Mine says hello... Great watch. Only +2 secs per day.









Enviado desde mi iPhone utilizando Tapatalk


----------



## Quartersawn (Nov 20, 2008)

stilren said:


> heres mine next my old skx. the turtle is one of the best watches i have owned. love it.


The bezel looks roughly the same size. How does it wear compared to the SKX? Except for perhaps being a tiny bit tall the SKX009 is a great fit on my wrist. If it wears similar I might end up getting a 773 or maybe the PADI this summer.


----------



## stilren (Jan 25, 2015)

Saxon007 said:


> The bezel looks roughly the same size. How does it wear compared to the SKX? Except for perhaps being a tiny bit tall the SKX009 is a great fit on my wrist. If it wears similar I might end up getting a 773 or maybe the PADI this summer.


you know it appears the bezel diameters are exactly the same, the turtle case flares our a couple mm on each side (hence the turtle shell description i suppose), the thickness and lug to lug measurements seem the same. because its proportions are more round it doesnt feel like 43mm. for my 6.5 wrist its definitely bigger than any watch i promised i would ever wear... BUT its too comfortable and cool looking not to wear. to answer you question - i wears very similar to the skx.


----------



## stilren (Jan 25, 2015)

Saxon007 said:


> The bezel looks roughly the same size. How does it wear compared to the SKX? Except for perhaps being a tiny bit tall the SKX009 is a great fit on my wrist. If it wears similar I might end up getting a 773 or maybe the PADI this summer.
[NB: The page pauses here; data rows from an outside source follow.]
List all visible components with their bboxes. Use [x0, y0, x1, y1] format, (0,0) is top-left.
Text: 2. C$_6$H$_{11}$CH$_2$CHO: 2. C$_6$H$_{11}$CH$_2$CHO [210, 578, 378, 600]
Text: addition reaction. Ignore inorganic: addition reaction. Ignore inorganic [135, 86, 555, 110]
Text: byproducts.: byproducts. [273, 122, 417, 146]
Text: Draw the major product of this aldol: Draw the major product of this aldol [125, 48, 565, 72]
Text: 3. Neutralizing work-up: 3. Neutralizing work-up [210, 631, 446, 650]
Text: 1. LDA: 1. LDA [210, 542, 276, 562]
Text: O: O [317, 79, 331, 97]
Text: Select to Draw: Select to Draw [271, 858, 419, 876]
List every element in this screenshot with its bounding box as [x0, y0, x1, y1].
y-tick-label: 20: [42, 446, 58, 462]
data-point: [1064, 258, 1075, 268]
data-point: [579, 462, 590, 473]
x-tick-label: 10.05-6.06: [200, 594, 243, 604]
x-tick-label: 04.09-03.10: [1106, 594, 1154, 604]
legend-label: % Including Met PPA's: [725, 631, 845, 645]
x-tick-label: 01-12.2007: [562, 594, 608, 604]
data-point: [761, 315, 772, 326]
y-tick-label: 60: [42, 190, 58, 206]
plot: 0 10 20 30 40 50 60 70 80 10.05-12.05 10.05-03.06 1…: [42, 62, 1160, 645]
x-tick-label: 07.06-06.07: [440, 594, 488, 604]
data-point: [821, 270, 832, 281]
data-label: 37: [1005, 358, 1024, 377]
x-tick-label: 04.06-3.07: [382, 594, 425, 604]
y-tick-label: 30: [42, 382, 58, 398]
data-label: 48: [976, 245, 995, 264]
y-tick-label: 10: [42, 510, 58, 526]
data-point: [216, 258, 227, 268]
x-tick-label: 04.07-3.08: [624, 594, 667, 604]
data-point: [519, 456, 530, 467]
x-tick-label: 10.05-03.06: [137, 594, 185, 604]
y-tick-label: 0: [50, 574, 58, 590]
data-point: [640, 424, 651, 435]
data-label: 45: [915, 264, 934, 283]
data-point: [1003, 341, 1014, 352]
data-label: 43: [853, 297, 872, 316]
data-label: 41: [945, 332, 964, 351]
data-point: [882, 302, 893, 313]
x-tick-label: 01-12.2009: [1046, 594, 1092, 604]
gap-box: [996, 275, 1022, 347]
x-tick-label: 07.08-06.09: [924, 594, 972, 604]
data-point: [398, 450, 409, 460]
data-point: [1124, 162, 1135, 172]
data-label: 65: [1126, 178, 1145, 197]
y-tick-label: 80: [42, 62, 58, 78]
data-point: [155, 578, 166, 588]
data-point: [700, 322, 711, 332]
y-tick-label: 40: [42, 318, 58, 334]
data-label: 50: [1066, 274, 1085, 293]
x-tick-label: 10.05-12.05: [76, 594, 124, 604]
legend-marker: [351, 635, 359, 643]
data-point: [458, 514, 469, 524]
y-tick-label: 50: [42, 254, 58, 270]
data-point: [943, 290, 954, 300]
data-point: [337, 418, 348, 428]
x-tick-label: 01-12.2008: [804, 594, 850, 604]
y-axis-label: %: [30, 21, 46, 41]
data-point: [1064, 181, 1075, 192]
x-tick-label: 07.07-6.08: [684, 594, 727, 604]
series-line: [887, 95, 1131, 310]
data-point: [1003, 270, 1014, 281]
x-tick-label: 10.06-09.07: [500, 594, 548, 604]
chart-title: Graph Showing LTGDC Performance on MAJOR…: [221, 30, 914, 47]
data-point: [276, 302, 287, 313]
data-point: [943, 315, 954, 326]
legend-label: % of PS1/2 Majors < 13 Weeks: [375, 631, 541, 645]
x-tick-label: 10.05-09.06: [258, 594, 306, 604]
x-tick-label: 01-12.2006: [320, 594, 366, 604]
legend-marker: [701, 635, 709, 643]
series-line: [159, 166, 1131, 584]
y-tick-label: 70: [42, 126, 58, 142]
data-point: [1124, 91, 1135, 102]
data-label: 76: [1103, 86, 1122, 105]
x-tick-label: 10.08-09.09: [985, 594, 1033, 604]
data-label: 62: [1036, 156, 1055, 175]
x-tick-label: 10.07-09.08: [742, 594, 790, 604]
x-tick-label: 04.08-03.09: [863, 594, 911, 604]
you know it appears the bezel diameters are exactly the same, the turtle case flares our a couple mm on each side (hence the turtle shell description i suppose), the thickness and lug to lug measurements seem the same. because its proportions are more round it doesnt feel like 43mm. for my 6.5 wrist its definitely bigger than any watch i promised i would ever wear... BUT its too comfortable and cool looking not to wear. to answer you question - i wears very similar to the skx. here it is on wrist (with cat).


----------



## Ruggs (Apr 1, 2016)

Great looking watch for sure.


Sent from my iPhone using Tapatalk


----------



## ayung (Jul 12, 2012)

If i cannot get the key west.. Definitely getting the batman.. 









Coke









Sent from my LG-H815 using Tapatalk


----------



## Ruggs (Apr 1, 2016)

ayung said:


> If i cannot get the key west.. Definitely getting the batman..
> 
> 
> 
> ...


Which models are those?


----------



## ayung (Jul 12, 2012)

Ruggs said:


> Which models are those?


batman = srp787
coke = srp 789


----------



## Fyrdoc (Apr 1, 2006)

I got a SRP775 (Gold bezel).


----------